Finite element analysis of degradation, growth factor release and signaling pathway interactions in a 3D scaffold

Bone scaffolds promise a great potential to gain new treatment strategies to control bone healing and regeneration processes due to their tunable nature. Bone tissue engineering (BTE) gains enduring attention of researchers from various disciplines since it is a multidisciplinary field. This thesis provides a comprehensive examination modeling degradation of a 3D porous polymeric bone scaffold aiming to enhance bone healing with growth factor release and the effect of signaling pathway interactions. A set of reaction-diffusion equations were solved using COMSOL Multiphysics software which employs finite element method (FEM). In the first part, we performed a parametric study with the developed FEM model focusing on scaffold degradation, BMP-2 growth factor release and degradation rates. To validate our 3D model, a previous validation case was performed on a simpler geometry. Next, a signaling pathway evolving due to the released BMP-2 was also modeled deriving Ordinary Differential Equations (ODEs) based on mass action law. The ODE system was subject to Michaelis Menten approach, and a detailed mathematical derivation is presented.
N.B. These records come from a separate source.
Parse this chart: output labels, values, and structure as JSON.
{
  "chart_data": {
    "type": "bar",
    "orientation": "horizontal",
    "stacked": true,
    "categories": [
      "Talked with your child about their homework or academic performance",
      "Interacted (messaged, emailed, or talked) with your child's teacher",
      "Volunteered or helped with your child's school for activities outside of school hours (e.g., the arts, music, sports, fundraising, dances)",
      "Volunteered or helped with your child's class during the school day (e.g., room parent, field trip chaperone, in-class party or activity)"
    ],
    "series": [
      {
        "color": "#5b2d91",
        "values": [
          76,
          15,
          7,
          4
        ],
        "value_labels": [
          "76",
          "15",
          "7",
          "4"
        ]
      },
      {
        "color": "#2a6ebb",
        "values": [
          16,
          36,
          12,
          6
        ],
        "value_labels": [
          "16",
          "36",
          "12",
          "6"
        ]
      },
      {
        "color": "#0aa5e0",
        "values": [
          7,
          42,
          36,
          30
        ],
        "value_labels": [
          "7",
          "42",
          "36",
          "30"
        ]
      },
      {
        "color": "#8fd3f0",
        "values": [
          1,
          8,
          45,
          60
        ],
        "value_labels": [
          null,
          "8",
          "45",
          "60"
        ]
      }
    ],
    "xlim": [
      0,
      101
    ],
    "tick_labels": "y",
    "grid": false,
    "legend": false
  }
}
In the third part, two optimization algorithms were developed to find optimum values for some selected set of the previously examined parameters effecting the scaffold degradation and growth factor release kinetics. This thesis forms the groundwork for an initial FEM model to be used in analyzing 3D bone scaffolds for degradation and release kinetics in association with signaling pathway interactions. This model should be very useful for various bone scaffold design studies with integration of existing key mechanisms such as angiogenesis into the presented model.